Un anneau pour les gouverner tous
Dans leur simulation, les chercheurs ont montré que la théorie la plus plausible pour expliquer la configuration actuelle du Système solaire est celle de cette structure en anneaux. Des anneaux qui agissent comme des frontières pour les corps naviguant de part et d’autre. Ce type de configuration a déjà été observé par Alma autour de plusieurs étoiles jeunes qui n’avaient pas encore de planètes, mais uniquement un disque protoplanétaire. Comment ces anneaux se sont créés ? Mystère. Cela peut être dû à la formation d’une planète qui s’accompagne d’une zone où la pression est maximale, les grains de poussière se mettent alors à se comporter différemment et à se structurer en cercle suivant l’orbite de ce nouvel objet. Mais comme nous l’avions dit plus tôt dans le cas de Jupiter, le temps de la formation est trop lent et des météorites de l’extérieur seraient passées à l’intérieur. Il y a donc un autre mécanisme à l’œuvre, qui n’impliquerait pas la formation de planètes. Ramon Brasser a une autre explication : « L‘anneau pourrait être formé par des grains de poussière qui s’agglomèrent sans pour autant former une planète. Un mécanisme plus rapide. »
Le problème ici est que les grains de poussière finissent par se disperser et la pression devrait alors redescendre. Les chercheurs ajoutent donc une autre structure plus proche du Soleil, un disque de vent (disc wind) qui empêcherait la matière de s’éparpiller et qui créerait une zone « propre » dans le système interne. Cela expliquerait pourquoi les météorites sont si différentes d’un côté et de l’autre de ce disque, mais aussi pourquoi la ceinture d’astéroïdes entre Mars et Jupiter a une masse aussi faible, et pourquoi Jupiter n’a pas migré plus près du Soleil.

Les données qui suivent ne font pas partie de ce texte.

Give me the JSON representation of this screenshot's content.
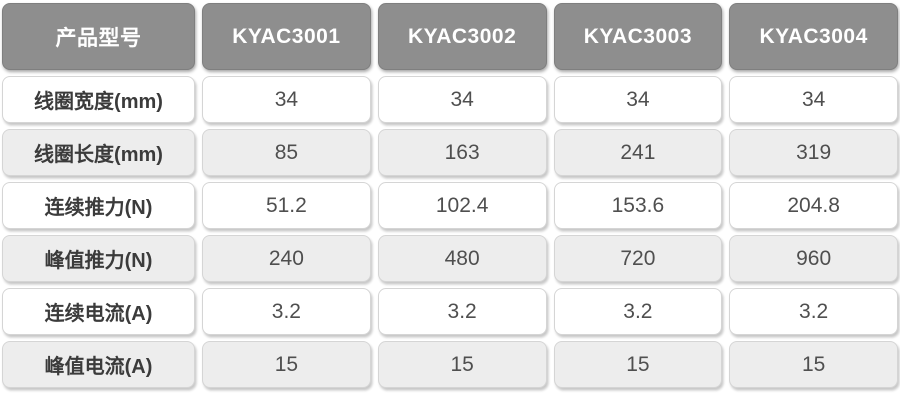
{
  "table": {
    "header": {
      "label": "产品型号",
      "models": [
        "KYAC3001",
        "KYAC3002",
        "KYAC3003",
        "KYAC3004"
      ]
    },
    "rows": [
      {
        "label": "线圈宽度(mm)",
        "values": [
          "34",
          "34",
          "34",
          "34"
        ]
      },
      {
        "label": "线圈长度(mm)",
        "values": [
          "85",
          "163",
          "241",
          "319"
        ]
      },
      {
        "label": "连续推力(N)",
        "values": [
          "51.2",
          "102.4",
          "153.6",
          "204.8"
        ]
      },
      {
        "label": "峰值推力(N)",
        "values": [
          "240",
          "480",
          "720",
          "960"
        ]
      },
      {
        "label": "连续电流(A)",
        "values": [
          "3.2",
          "3.2",
          "3.2",
          "3.2"
        ]
      },
      {
        "label": "峰值电流(A)",
        "values": [
          "15",
          "15",
          "15",
          "15"
        ]
      }
    ],
    "colors": {
      "header_bg": "#8e8e8e",
      "header_text": "#ffffff",
      "row_bg": "#ffffff",
      "row_alt_bg": "#ededed",
      "label_text": "#3b3b3b",
      "value_text": "#4f4f4f",
      "cell_border": "#d5d5d5"
    }
  },
  "chart_data": {
    "type": "table",
    "title": "",
    "columns": [
      "产品型号",
      "KYAC3001",
      "KYAC3002",
      "KYAC3003",
      "KYAC3004"
    ],
    "rows": [
      [
        "线圈宽度(mm)",
        34,
        34,
        34,
        34
      ],
      [
        "线圈长度(mm)",
        85,
        163,
        241,
        319
      ],
      [
        "连续推力(N)",
        51.2,
        102.4,
        153.6,
        204.8
      ],
      [
        "峰值推力(N)",
        240,
        480,
        720,
        960
      ],
      [
        "连续电流(A)",
        3.2,
        3.2,
        3.2,
        3.2
      ],
      [
        "峰值电流(A)",
        15,
        15,
        15,
        15
      ]
    ]
  }
}
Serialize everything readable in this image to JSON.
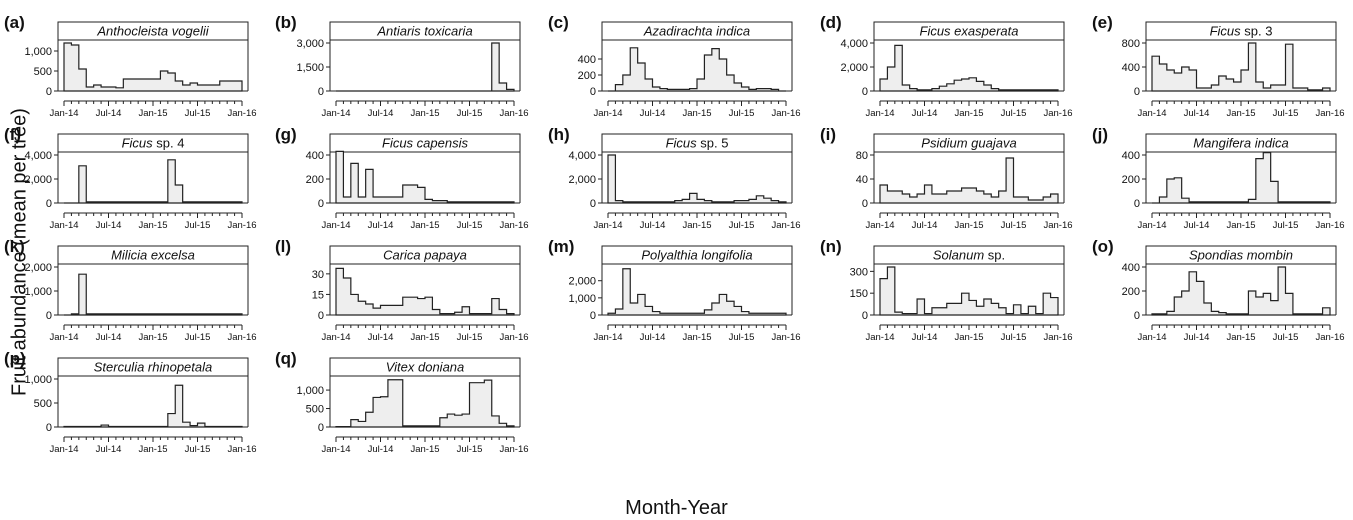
{
  "ylabel": "Fruit abundance (mean per tree)",
  "xlabel": "Month-Year",
  "x_tick_labels": [
    "Jan-14",
    "Jul-14",
    "Jan-15",
    "Jul-15",
    "Jan-16"
  ],
  "colors": {
    "fill": "#eeeeee",
    "line": "#222222"
  },
  "chart_data": [
    {
      "type": "area",
      "step": true,
      "letter": "(a)",
      "title": "Anthocleista vogelii",
      "ylim": [
        0,
        1200
      ],
      "yticks": [
        0,
        500,
        1000
      ],
      "ytick_labels": [
        "0",
        "500",
        "1,000"
      ],
      "x": [
        "Jan-14",
        "Feb-14",
        "Mar-14",
        "Apr-14",
        "May-14",
        "Jun-14",
        "Jul-14",
        "Aug-14",
        "Sep-14",
        "Oct-14",
        "Nov-14",
        "Dec-14",
        "Jan-15",
        "Feb-15",
        "Mar-15",
        "Apr-15",
        "May-15",
        "Jun-15",
        "Jul-15",
        "Aug-15",
        "Sep-15",
        "Oct-15",
        "Nov-15",
        "Dec-15"
      ],
      "values": [
        1200,
        1150,
        550,
        100,
        150,
        100,
        100,
        80,
        300,
        300,
        300,
        300,
        300,
        500,
        450,
        250,
        150,
        200,
        150,
        150,
        150,
        250,
        250,
        250
      ]
    },
    {
      "type": "area",
      "step": true,
      "letter": "(b)",
      "title": "Antiaris toxicaria",
      "ylim": [
        0,
        3000
      ],
      "yticks": [
        0,
        1500,
        3000
      ],
      "ytick_labels": [
        "0",
        "1,500",
        "3,000"
      ],
      "x": [
        "Jan-14",
        "Feb-14",
        "Mar-14",
        "Apr-14",
        "May-14",
        "Jun-14",
        "Jul-14",
        "Aug-14",
        "Sep-14",
        "Oct-14",
        "Nov-14",
        "Dec-14",
        "Jan-15",
        "Feb-15",
        "Mar-15",
        "Apr-15",
        "May-15",
        "Jun-15",
        "Jul-15",
        "Aug-15",
        "Sep-15",
        "Oct-15",
        "Nov-15",
        "Dec-15"
      ],
      "values": [
        0,
        0,
        0,
        0,
        0,
        0,
        0,
        0,
        0,
        0,
        0,
        0,
        0,
        0,
        0,
        0,
        0,
        0,
        0,
        0,
        0,
        3000,
        500,
        100
      ]
    },
    {
      "type": "area",
      "step": true,
      "letter": "(c)",
      "title": "Azadirachta indica",
      "ylim": [
        0,
        600
      ],
      "yticks": [
        0,
        200,
        400
      ],
      "ytick_labels": [
        "0",
        "200",
        "400"
      ],
      "x": [
        "Jan-14",
        "Feb-14",
        "Mar-14",
        "Apr-14",
        "May-14",
        "Jun-14",
        "Jul-14",
        "Aug-14",
        "Sep-14",
        "Oct-14",
        "Nov-14",
        "Dec-14",
        "Jan-15",
        "Feb-15",
        "Mar-15",
        "Apr-15",
        "May-15",
        "Jun-15",
        "Jul-15",
        "Aug-15",
        "Sep-15",
        "Oct-15",
        "Nov-15",
        "Dec-15"
      ],
      "values": [
        0,
        80,
        200,
        540,
        350,
        150,
        50,
        30,
        20,
        20,
        20,
        30,
        150,
        450,
        530,
        400,
        200,
        100,
        50,
        20,
        30,
        30,
        20,
        0
      ]
    },
    {
      "type": "area",
      "step": true,
      "letter": "(d)",
      "title": "Ficus exasperata",
      "ylim": [
        0,
        4000
      ],
      "yticks": [
        0,
        2000,
        4000
      ],
      "ytick_labels": [
        "0",
        "2,000",
        "4,000"
      ],
      "x": [
        "Jan-14",
        "Feb-14",
        "Mar-14",
        "Apr-14",
        "May-14",
        "Jun-14",
        "Jul-14",
        "Aug-14",
        "Sep-14",
        "Oct-14",
        "Nov-14",
        "Dec-14",
        "Jan-15",
        "Feb-15",
        "Mar-15",
        "Apr-15",
        "May-15",
        "Jun-15",
        "Jul-15",
        "Aug-15",
        "Sep-15",
        "Oct-15",
        "Nov-15",
        "Dec-15"
      ],
      "values": [
        1000,
        2000,
        3800,
        500,
        200,
        100,
        100,
        200,
        400,
        600,
        900,
        1000,
        1100,
        800,
        500,
        200,
        100,
        100,
        100,
        100,
        100,
        100,
        100,
        100
      ]
    },
    {
      "type": "area",
      "step": true,
      "letter": "(e)",
      "title": "Ficus sp. 3",
      "ylim": [
        0,
        800
      ],
      "yticks": [
        0,
        400,
        800
      ],
      "ytick_labels": [
        "0",
        "400",
        "800"
      ],
      "x": [
        "Jan-14",
        "Feb-14",
        "Mar-14",
        "Apr-14",
        "May-14",
        "Jun-14",
        "Jul-14",
        "Aug-14",
        "Sep-14",
        "Oct-14",
        "Nov-14",
        "Dec-14",
        "Jan-15",
        "Feb-15",
        "Mar-15",
        "Apr-15",
        "May-15",
        "Jun-15",
        "Jul-15",
        "Aug-15",
        "Sep-15",
        "Oct-15",
        "Nov-15",
        "Dec-15"
      ],
      "values": [
        580,
        450,
        350,
        300,
        400,
        350,
        50,
        50,
        100,
        250,
        200,
        150,
        350,
        800,
        150,
        50,
        100,
        100,
        780,
        50,
        50,
        20,
        20,
        50
      ]
    },
    {
      "type": "area",
      "step": true,
      "letter": "(f)",
      "title": "Ficus sp. 4",
      "ylim": [
        0,
        4000
      ],
      "yticks": [
        0,
        2000,
        4000
      ],
      "ytick_labels": [
        "0",
        "2,000",
        "4,000"
      ],
      "x": [
        "Jan-14",
        "Feb-14",
        "Mar-14",
        "Apr-14",
        "May-14",
        "Jun-14",
        "Jul-14",
        "Aug-14",
        "Sep-14",
        "Oct-14",
        "Nov-14",
        "Dec-14",
        "Jan-15",
        "Feb-15",
        "Mar-15",
        "Apr-15",
        "May-15",
        "Jun-15",
        "Jul-15",
        "Aug-15",
        "Sep-15",
        "Oct-15",
        "Nov-15",
        "Dec-15"
      ],
      "values": [
        0,
        0,
        3100,
        100,
        100,
        100,
        100,
        100,
        100,
        100,
        100,
        100,
        100,
        100,
        3600,
        1500,
        100,
        100,
        100,
        100,
        100,
        100,
        100,
        100
      ]
    },
    {
      "type": "area",
      "step": true,
      "letter": "(g)",
      "title": "Ficus capensis",
      "ylim": [
        0,
        400
      ],
      "yticks": [
        0,
        200,
        400
      ],
      "ytick_labels": [
        "0",
        "200",
        "400"
      ],
      "x": [
        "Jan-14",
        "Feb-14",
        "Mar-14",
        "Apr-14",
        "May-14",
        "Jun-14",
        "Jul-14",
        "Aug-14",
        "Sep-14",
        "Oct-14",
        "Nov-14",
        "Dec-14",
        "Jan-15",
        "Feb-15",
        "Mar-15",
        "Apr-15",
        "May-15",
        "Jun-15",
        "Jul-15",
        "Aug-15",
        "Sep-15",
        "Oct-15",
        "Nov-15",
        "Dec-15"
      ],
      "values": [
        430,
        50,
        330,
        50,
        280,
        50,
        50,
        50,
        50,
        150,
        150,
        130,
        30,
        20,
        20,
        10,
        10,
        10,
        10,
        10,
        10,
        10,
        10,
        10
      ]
    },
    {
      "type": "area",
      "step": true,
      "letter": "(h)",
      "title": "Ficus sp. 5",
      "ylim": [
        0,
        4000
      ],
      "yticks": [
        0,
        2000,
        4000
      ],
      "ytick_labels": [
        "0",
        "2,000",
        "4,000"
      ],
      "x": [
        "Jan-14",
        "Feb-14",
        "Mar-14",
        "Apr-14",
        "May-14",
        "Jun-14",
        "Jul-14",
        "Aug-14",
        "Sep-14",
        "Oct-14",
        "Nov-14",
        "Dec-14",
        "Jan-15",
        "Feb-15",
        "Mar-15",
        "Apr-15",
        "May-15",
        "Jun-15",
        "Jul-15",
        "Aug-15",
        "Sep-15",
        "Oct-15",
        "Nov-15",
        "Dec-15"
      ],
      "values": [
        4000,
        200,
        100,
        100,
        100,
        100,
        100,
        100,
        100,
        200,
        300,
        800,
        300,
        200,
        100,
        100,
        100,
        200,
        200,
        300,
        600,
        400,
        200,
        100
      ]
    },
    {
      "type": "area",
      "step": true,
      "letter": "(i)",
      "title": "Psidium guajava",
      "ylim": [
        0,
        80
      ],
      "yticks": [
        0,
        40,
        80
      ],
      "ytick_labels": [
        "0",
        "40",
        "80"
      ],
      "x": [
        "Jan-14",
        "Feb-14",
        "Mar-14",
        "Apr-14",
        "May-14",
        "Jun-14",
        "Jul-14",
        "Aug-14",
        "Sep-14",
        "Oct-14",
        "Nov-14",
        "Dec-14",
        "Jan-15",
        "Feb-15",
        "Mar-15",
        "Apr-15",
        "May-15",
        "Jun-15",
        "Jul-15",
        "Aug-15",
        "Sep-15",
        "Oct-15",
        "Nov-15",
        "Dec-15"
      ],
      "values": [
        30,
        20,
        20,
        15,
        10,
        15,
        30,
        15,
        15,
        20,
        20,
        25,
        25,
        20,
        15,
        10,
        20,
        75,
        10,
        10,
        5,
        5,
        10,
        15
      ]
    },
    {
      "type": "area",
      "step": true,
      "letter": "(j)",
      "title": "Mangifera indica",
      "ylim": [
        0,
        400
      ],
      "yticks": [
        0,
        200,
        400
      ],
      "ytick_labels": [
        "0",
        "200",
        "400"
      ],
      "x": [
        "Jan-14",
        "Feb-14",
        "Mar-14",
        "Apr-14",
        "May-14",
        "Jun-14",
        "Jul-14",
        "Aug-14",
        "Sep-14",
        "Oct-14",
        "Nov-14",
        "Dec-14",
        "Jan-15",
        "Feb-15",
        "Mar-15",
        "Apr-15",
        "May-15",
        "Jun-15",
        "Jul-15",
        "Aug-15",
        "Sep-15",
        "Oct-15",
        "Nov-15",
        "Dec-15"
      ],
      "values": [
        0,
        50,
        200,
        210,
        40,
        10,
        10,
        10,
        10,
        10,
        10,
        10,
        10,
        30,
        370,
        420,
        180,
        10,
        10,
        10,
        10,
        10,
        10,
        10
      ]
    },
    {
      "type": "area",
      "step": true,
      "letter": "(k)",
      "title": "Milicia excelsa",
      "ylim": [
        0,
        2000
      ],
      "yticks": [
        0,
        1000,
        2000
      ],
      "ytick_labels": [
        "0",
        "1,000",
        "2,000"
      ],
      "x": [
        "Jan-14",
        "Feb-14",
        "Mar-14",
        "Apr-14",
        "May-14",
        "Jun-14",
        "Jul-14",
        "Aug-14",
        "Sep-14",
        "Oct-14",
        "Nov-14",
        "Dec-14",
        "Jan-15",
        "Feb-15",
        "Mar-15",
        "Apr-15",
        "May-15",
        "Jun-15",
        "Jul-15",
        "Aug-15",
        "Sep-15",
        "Oct-15",
        "Nov-15",
        "Dec-15"
      ],
      "values": [
        0,
        50,
        1700,
        50,
        50,
        50,
        50,
        50,
        50,
        50,
        50,
        50,
        50,
        50,
        50,
        50,
        50,
        50,
        50,
        50,
        50,
        50,
        50,
        50
      ]
    },
    {
      "type": "area",
      "step": true,
      "letter": "(l)",
      "title": "Carica papaya",
      "ylim": [
        0,
        35
      ],
      "yticks": [
        0,
        15,
        30
      ],
      "ytick_labels": [
        "0",
        "15",
        "30"
      ],
      "x": [
        "Jan-14",
        "Feb-14",
        "Mar-14",
        "Apr-14",
        "May-14",
        "Jun-14",
        "Jul-14",
        "Aug-14",
        "Sep-14",
        "Oct-14",
        "Nov-14",
        "Dec-14",
        "Jan-15",
        "Feb-15",
        "Mar-15",
        "Apr-15",
        "May-15",
        "Jun-15",
        "Jul-15",
        "Aug-15",
        "Sep-15",
        "Oct-15",
        "Nov-15",
        "Dec-15"
      ],
      "values": [
        34,
        27,
        15,
        10,
        8,
        5,
        7,
        7,
        7,
        13,
        13,
        12,
        13,
        4,
        1,
        1,
        2,
        6,
        1,
        1,
        1,
        12,
        4,
        1
      ]
    },
    {
      "type": "area",
      "step": true,
      "letter": "(m)",
      "title": "Polyalthia longifolia",
      "ylim": [
        0,
        2800
      ],
      "yticks": [
        0,
        1000,
        2000
      ],
      "ytick_labels": [
        "0",
        "1,000",
        "2,000"
      ],
      "x": [
        "Jan-14",
        "Feb-14",
        "Mar-14",
        "Apr-14",
        "May-14",
        "Jun-14",
        "Jul-14",
        "Aug-14",
        "Sep-14",
        "Oct-14",
        "Nov-14",
        "Dec-14",
        "Jan-15",
        "Feb-15",
        "Mar-15",
        "Apr-15",
        "May-15",
        "Jun-15",
        "Jul-15",
        "Aug-15",
        "Sep-15",
        "Oct-15",
        "Nov-15",
        "Dec-15"
      ],
      "values": [
        100,
        350,
        2700,
        700,
        1200,
        500,
        200,
        100,
        100,
        100,
        100,
        100,
        100,
        300,
        700,
        1200,
        800,
        500,
        200,
        100,
        100,
        100,
        100,
        100
      ]
    },
    {
      "type": "area",
      "step": true,
      "letter": "(n)",
      "title": "Solanum sp.",
      "ylim": [
        0,
        330
      ],
      "yticks": [
        0,
        150,
        300
      ],
      "ytick_labels": [
        "0",
        "150",
        "300"
      ],
      "x": [
        "Jan-14",
        "Feb-14",
        "Mar-14",
        "Apr-14",
        "May-14",
        "Jun-14",
        "Jul-14",
        "Aug-14",
        "Sep-14",
        "Oct-14",
        "Nov-14",
        "Dec-14",
        "Jan-15",
        "Feb-15",
        "Mar-15",
        "Apr-15",
        "May-15",
        "Jun-15",
        "Jul-15",
        "Aug-15",
        "Sep-15",
        "Oct-15",
        "Nov-15",
        "Dec-15"
      ],
      "values": [
        250,
        330,
        20,
        10,
        10,
        110,
        10,
        50,
        50,
        80,
        80,
        150,
        100,
        60,
        110,
        80,
        50,
        10,
        70,
        10,
        60,
        10,
        150,
        120
      ]
    },
    {
      "type": "area",
      "step": true,
      "letter": "(o)",
      "title": "Spondias mombin",
      "ylim": [
        0,
        400
      ],
      "yticks": [
        0,
        200,
        400
      ],
      "ytick_labels": [
        "0",
        "200",
        "400"
      ],
      "x": [
        "Jan-14",
        "Feb-14",
        "Mar-14",
        "Apr-14",
        "May-14",
        "Jun-14",
        "Jul-14",
        "Aug-14",
        "Sep-14",
        "Oct-14",
        "Nov-14",
        "Dec-14",
        "Jan-15",
        "Feb-15",
        "Mar-15",
        "Apr-15",
        "May-15",
        "Jun-15",
        "Jul-15",
        "Aug-15",
        "Sep-15",
        "Oct-15",
        "Nov-15",
        "Dec-15"
      ],
      "values": [
        10,
        10,
        30,
        150,
        200,
        360,
        280,
        100,
        30,
        20,
        10,
        10,
        10,
        200,
        150,
        180,
        120,
        400,
        180,
        10,
        10,
        10,
        10,
        60
      ]
    },
    {
      "type": "area",
      "step": true,
      "letter": "(p)",
      "title": "Sterculia rhinopetala",
      "ylim": [
        0,
        1000
      ],
      "yticks": [
        0,
        500,
        1000
      ],
      "ytick_labels": [
        "0",
        "500",
        "1,000"
      ],
      "x": [
        "Jan-14",
        "Feb-14",
        "Mar-14",
        "Apr-14",
        "May-14",
        "Jun-14",
        "Jul-14",
        "Aug-14",
        "Sep-14",
        "Oct-14",
        "Nov-14",
        "Dec-14",
        "Jan-15",
        "Feb-15",
        "Mar-15",
        "Apr-15",
        "May-15",
        "Jun-15",
        "Jul-15",
        "Aug-15",
        "Sep-15",
        "Oct-15",
        "Nov-15",
        "Dec-15"
      ],
      "values": [
        10,
        10,
        10,
        10,
        10,
        40,
        10,
        10,
        10,
        10,
        10,
        10,
        10,
        10,
        280,
        870,
        100,
        30,
        80,
        10,
        10,
        10,
        10,
        10
      ]
    },
    {
      "type": "area",
      "step": true,
      "letter": "(q)",
      "title": "Vitex doniana",
      "ylim": [
        0,
        1300
      ],
      "yticks": [
        0,
        500,
        1000
      ],
      "ytick_labels": [
        "0",
        "500",
        "1,000"
      ],
      "x": [
        "Jan-14",
        "Feb-14",
        "Mar-14",
        "Apr-14",
        "May-14",
        "Jun-14",
        "Jul-14",
        "Aug-14",
        "Sep-14",
        "Oct-14",
        "Nov-14",
        "Dec-14",
        "Jan-15",
        "Feb-15",
        "Mar-15",
        "Apr-15",
        "May-15",
        "Jun-15",
        "Jul-15",
        "Aug-15",
        "Sep-15",
        "Oct-15",
        "Nov-15",
        "Dec-15"
      ],
      "values": [
        10,
        10,
        200,
        150,
        400,
        800,
        820,
        1280,
        1280,
        30,
        30,
        30,
        30,
        30,
        250,
        350,
        320,
        350,
        1200,
        1200,
        1270,
        300,
        100,
        30
      ]
    }
  ]
}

Alma, la clé vers les jeunes étoiles
Il y avait donc à l’origine un anneau formé de poussière et de gaz qui a causé une pression suffisante pour empêcher le passage de certaines météorites entre les deux parties du Système solaire. Sur l’orbite de cet anneau, Jupiter s’est formée et a créé une barrière définitive entre les deux. Il est possible que d’autres anneaux similaires soient apparus là où sont aujourd’hui Uranus et Neptune. Rien de sûr à ce stade, mais des structures similaires ont été observées, toujours par Alma autour d’étoiles plus lointaines. Ces étoiles jeunes représentent aujourd’hui la meilleure piste que nous ayons pour découvrir les secrets de notre Système solaire au début de sa création.
Et les découvertes pourraient se multiplier dans les années qui viennent puisqu’Alma a fourni depuis sa mise en service en 2011 de nombreuses données qui ne demandent qu’à être exploitées. Avec ses 66 antennes interconnectées, le réseau peut scruter le spectre lumineux des étoiles et analyser le disque protoplanétaire qui gravite autour. L’étude de la formation des planètes était un de ses nombreux objectifs et les équipes de chercheurs sont nombreuses à demander du temps d’observation avec des résultats encourageants.